Vaskuläre kognitive Beeinträchtigung (stark investigativ)
Stark investigativ; keine klinische Evidenz stützt die Anwendung für kognitive Ergebnisse; Management vaskulärer Risikofaktoren (Blutdruck, Lipide, Thrombozytenhemmung, Lebensstil) bleibt primär.
Patienten-Zusammenfassung
- Ist dies FDA-zugelassen für diese Anwendung?
- Nicht von der FDA freigegeben für vaskuläre kognitive Beeinträchtigung / vaskuläre Demenz. Die FDA hat medizinische Blutegel nur für venöse Stauung bei mikrochirurgischer Rekonstruktion freigegeben (K040187, Juni 2004). Die Anwendung hierbei ist Stufe C (experimentell).

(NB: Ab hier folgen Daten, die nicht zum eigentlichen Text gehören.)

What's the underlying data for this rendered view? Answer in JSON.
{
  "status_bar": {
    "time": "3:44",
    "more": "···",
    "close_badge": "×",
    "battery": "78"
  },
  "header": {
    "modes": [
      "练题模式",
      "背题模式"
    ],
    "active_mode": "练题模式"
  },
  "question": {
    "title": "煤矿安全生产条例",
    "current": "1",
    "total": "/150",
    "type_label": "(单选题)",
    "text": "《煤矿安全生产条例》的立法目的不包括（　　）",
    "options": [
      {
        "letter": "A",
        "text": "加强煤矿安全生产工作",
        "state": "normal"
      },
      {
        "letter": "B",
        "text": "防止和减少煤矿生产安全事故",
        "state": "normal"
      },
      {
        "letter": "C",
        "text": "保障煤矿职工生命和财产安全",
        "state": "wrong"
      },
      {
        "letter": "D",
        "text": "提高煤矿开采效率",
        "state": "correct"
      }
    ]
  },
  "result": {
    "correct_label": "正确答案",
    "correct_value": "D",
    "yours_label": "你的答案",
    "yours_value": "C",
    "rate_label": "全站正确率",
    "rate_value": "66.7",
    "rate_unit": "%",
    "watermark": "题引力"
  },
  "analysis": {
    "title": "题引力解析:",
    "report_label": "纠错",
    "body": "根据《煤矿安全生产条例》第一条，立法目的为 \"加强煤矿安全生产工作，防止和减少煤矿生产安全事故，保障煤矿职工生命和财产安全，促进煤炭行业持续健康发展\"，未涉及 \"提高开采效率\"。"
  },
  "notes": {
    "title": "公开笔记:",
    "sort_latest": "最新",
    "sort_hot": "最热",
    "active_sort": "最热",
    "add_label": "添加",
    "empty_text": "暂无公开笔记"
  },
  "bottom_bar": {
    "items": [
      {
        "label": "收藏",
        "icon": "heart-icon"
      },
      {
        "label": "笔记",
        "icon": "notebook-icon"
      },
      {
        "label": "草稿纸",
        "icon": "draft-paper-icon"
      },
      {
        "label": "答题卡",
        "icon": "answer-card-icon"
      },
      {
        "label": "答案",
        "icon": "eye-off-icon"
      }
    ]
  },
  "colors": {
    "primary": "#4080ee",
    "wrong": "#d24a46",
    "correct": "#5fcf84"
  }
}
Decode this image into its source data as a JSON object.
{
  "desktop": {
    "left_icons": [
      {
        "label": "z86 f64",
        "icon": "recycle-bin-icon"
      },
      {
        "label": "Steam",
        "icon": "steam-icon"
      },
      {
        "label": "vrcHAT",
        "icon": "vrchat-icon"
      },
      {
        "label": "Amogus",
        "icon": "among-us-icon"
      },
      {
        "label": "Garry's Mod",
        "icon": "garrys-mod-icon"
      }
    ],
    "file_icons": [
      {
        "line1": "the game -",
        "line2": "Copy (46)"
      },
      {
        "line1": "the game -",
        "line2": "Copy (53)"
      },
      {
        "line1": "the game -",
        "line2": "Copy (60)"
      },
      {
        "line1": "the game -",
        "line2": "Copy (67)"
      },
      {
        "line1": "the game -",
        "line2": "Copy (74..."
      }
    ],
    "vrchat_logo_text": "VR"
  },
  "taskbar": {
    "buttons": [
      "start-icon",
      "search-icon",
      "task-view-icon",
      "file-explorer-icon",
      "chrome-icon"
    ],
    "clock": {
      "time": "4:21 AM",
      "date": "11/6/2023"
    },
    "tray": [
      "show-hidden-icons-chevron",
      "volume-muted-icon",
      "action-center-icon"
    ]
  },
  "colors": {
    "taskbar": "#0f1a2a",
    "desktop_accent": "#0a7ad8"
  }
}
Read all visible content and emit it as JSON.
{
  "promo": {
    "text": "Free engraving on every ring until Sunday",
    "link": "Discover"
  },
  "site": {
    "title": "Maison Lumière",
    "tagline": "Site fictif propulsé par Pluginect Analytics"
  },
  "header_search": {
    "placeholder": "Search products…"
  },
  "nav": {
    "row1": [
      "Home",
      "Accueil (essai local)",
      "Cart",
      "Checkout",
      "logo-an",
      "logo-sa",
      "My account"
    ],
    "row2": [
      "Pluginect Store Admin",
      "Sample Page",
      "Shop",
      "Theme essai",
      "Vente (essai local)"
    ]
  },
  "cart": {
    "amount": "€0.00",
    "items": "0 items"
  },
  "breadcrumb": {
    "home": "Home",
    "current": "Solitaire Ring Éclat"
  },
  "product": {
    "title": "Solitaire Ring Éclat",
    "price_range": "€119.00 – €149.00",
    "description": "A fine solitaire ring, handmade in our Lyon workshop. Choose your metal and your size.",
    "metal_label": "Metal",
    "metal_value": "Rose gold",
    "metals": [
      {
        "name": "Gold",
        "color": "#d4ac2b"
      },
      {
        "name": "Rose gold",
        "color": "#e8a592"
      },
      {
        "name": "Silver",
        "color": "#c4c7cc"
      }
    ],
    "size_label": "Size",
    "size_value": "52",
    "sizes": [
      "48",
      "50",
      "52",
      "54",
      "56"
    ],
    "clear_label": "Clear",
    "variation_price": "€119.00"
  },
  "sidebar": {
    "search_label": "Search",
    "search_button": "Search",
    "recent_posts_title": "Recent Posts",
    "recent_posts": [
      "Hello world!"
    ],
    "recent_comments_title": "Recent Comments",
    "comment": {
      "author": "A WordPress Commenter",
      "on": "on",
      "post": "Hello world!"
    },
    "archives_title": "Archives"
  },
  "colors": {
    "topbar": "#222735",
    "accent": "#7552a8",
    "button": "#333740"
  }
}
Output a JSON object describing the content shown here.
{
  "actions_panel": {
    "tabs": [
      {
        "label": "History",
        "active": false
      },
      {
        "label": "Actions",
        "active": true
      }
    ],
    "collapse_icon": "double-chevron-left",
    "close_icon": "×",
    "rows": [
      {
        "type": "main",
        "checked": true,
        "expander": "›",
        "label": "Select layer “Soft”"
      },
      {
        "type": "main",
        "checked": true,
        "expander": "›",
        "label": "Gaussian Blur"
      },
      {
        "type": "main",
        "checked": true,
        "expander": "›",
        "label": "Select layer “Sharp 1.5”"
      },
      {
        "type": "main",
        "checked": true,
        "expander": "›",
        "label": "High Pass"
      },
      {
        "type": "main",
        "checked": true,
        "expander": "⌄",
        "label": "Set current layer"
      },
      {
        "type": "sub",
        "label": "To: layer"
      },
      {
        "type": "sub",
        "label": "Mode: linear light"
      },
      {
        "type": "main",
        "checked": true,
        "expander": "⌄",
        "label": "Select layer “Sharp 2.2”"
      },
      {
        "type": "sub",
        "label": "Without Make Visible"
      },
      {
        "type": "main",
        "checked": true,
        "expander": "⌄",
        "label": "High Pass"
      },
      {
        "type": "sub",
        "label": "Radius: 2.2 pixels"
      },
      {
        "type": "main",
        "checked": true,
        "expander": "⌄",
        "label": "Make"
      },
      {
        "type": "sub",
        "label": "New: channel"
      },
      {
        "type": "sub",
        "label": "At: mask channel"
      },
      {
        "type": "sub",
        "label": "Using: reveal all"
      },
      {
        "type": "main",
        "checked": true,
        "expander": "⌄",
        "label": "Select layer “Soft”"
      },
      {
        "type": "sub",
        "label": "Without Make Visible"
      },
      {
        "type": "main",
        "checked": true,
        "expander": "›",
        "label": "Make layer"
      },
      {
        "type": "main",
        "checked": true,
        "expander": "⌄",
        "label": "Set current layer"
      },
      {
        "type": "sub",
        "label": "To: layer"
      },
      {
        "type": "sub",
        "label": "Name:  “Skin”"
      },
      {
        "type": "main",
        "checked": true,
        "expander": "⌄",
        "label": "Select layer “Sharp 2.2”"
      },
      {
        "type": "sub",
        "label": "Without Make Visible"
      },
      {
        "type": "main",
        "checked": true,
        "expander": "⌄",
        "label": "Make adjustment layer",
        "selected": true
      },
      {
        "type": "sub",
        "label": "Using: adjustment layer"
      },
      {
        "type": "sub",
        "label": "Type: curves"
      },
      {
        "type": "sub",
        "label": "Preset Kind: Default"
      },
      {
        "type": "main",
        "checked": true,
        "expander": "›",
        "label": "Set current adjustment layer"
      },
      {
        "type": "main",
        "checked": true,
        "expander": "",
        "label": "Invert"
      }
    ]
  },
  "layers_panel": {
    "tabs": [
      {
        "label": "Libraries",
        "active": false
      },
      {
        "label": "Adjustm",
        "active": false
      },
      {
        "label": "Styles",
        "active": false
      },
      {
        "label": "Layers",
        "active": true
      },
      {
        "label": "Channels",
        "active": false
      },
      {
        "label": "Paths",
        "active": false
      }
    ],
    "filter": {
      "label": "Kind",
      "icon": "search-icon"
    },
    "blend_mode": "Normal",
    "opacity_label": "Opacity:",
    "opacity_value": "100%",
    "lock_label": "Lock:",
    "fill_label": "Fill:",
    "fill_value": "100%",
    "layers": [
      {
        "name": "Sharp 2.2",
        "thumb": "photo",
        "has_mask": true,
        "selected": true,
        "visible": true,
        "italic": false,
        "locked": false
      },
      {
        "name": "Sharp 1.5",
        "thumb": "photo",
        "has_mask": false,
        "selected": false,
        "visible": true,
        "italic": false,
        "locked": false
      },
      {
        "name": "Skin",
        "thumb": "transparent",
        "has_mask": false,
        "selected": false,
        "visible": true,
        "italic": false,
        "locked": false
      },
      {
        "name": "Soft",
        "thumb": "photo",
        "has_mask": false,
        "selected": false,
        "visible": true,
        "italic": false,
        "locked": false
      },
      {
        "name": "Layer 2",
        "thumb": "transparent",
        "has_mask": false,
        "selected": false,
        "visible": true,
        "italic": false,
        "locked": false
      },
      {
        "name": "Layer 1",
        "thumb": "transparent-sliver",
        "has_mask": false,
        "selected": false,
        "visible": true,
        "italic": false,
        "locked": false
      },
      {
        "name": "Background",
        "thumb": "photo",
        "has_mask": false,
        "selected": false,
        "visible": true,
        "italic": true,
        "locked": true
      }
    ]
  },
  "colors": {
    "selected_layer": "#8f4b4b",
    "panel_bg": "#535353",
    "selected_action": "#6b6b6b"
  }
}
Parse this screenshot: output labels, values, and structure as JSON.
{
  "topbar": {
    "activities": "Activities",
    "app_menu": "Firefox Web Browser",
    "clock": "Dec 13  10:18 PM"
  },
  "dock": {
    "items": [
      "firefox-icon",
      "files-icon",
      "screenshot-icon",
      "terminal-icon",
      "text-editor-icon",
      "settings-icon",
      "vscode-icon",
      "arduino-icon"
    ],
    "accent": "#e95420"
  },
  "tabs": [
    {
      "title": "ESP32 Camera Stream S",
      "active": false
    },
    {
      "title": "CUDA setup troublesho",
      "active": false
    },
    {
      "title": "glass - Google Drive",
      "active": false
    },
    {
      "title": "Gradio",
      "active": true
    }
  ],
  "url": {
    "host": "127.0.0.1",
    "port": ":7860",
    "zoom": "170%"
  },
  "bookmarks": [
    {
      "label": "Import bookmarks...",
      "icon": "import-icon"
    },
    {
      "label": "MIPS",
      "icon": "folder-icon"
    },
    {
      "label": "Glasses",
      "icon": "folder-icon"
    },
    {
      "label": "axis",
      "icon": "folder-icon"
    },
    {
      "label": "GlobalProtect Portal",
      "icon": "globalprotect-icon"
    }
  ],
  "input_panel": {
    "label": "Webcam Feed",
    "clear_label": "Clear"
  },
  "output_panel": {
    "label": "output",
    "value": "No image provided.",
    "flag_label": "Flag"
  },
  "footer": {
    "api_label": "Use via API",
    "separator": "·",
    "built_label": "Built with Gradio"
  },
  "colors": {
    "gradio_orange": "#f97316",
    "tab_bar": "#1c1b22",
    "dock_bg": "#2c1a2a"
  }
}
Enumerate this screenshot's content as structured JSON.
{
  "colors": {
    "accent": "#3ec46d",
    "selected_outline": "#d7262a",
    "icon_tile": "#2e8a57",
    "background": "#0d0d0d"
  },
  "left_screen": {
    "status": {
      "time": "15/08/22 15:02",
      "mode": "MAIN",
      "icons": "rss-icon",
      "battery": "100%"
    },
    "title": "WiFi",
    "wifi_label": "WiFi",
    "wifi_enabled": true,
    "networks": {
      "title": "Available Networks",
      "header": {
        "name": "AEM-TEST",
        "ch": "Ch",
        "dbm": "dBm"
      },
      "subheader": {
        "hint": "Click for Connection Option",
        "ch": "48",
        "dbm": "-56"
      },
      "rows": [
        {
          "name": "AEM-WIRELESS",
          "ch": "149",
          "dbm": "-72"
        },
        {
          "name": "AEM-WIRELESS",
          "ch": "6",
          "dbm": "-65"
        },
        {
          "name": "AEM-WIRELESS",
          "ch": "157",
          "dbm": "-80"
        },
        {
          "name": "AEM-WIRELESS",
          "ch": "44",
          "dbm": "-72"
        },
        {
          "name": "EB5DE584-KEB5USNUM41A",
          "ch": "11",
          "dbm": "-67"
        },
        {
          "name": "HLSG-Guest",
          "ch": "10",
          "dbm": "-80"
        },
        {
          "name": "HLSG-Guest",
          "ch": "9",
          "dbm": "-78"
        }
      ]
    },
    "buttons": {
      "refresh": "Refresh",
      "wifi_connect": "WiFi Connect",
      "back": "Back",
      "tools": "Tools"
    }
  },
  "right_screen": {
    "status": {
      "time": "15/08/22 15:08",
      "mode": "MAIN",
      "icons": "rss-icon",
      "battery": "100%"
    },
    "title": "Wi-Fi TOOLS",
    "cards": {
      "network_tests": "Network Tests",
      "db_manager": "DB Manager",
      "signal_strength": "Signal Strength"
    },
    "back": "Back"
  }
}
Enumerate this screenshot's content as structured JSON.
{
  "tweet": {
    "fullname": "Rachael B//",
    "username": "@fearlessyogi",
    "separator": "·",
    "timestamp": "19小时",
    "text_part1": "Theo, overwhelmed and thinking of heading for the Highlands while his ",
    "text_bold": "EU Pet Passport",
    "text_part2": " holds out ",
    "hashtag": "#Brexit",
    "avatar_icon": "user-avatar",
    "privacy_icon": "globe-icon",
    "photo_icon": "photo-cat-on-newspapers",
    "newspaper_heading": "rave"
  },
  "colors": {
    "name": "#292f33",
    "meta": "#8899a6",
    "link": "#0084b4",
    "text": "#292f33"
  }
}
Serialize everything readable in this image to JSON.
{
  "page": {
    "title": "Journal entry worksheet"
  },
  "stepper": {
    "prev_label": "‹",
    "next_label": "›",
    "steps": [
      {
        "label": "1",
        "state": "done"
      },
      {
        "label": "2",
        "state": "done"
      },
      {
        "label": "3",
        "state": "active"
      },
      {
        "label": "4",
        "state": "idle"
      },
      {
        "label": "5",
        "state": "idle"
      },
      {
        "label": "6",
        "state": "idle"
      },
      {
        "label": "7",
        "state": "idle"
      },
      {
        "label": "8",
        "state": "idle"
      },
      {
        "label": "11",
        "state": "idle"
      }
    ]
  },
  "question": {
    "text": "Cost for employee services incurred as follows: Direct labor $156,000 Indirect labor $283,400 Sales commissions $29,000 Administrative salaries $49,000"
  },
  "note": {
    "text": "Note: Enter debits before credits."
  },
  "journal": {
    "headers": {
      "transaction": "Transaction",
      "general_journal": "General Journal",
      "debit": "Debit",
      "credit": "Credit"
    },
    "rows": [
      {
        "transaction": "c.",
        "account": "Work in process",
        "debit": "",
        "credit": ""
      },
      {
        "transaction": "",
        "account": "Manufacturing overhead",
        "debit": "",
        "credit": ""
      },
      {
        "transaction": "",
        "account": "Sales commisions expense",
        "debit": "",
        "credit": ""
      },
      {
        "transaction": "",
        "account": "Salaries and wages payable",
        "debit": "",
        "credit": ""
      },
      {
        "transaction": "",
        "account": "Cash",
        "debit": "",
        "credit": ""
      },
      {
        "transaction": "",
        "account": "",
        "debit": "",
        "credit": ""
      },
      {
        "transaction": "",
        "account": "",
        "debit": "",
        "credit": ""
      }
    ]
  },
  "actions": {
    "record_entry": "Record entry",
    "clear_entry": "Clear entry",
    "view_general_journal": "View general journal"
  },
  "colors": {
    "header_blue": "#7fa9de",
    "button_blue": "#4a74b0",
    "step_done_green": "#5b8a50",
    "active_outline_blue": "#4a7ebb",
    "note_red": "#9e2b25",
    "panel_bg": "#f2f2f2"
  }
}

- Welche Evidenz existiert?
- Stufe C (hochgradig experimentell). Keine kontrollierten Studien. Die evidenzbasierte Erstlinienbehandlung umfasst aggressive Kontrolle vaskulärer Risikofaktoren (Blutdruck, LDL-Cholesterin, Diabetes, Raucherentwöhnung), Thrombozytenaggregationshemmer nach nicht-kardioembolischem Schlaganfall, kognitive Rehabilitation und Bewegung. Cholinesterasehemmer (Donepezil, Galantamin) haben moderate Evidenz bei vaskulärer kognitiver Beeinträchtigung, sind aber für diese Indikation nicht von der FDA zugelassen.
- Hauptrisiken
- Blutung an jeder Bissstelle für 6 bis 10 Stunden nach dem Lösen des Blutegels
- Eisenmangelanämie durch kumulativen Blutverlust über mehrere Sitzungen
- Aeromonas hydrophila Wundinfektion durch Blutegel-Darmbakterien (außerhalb der rekonstruktiven Chirurgie ungewöhnlich, aber möglich)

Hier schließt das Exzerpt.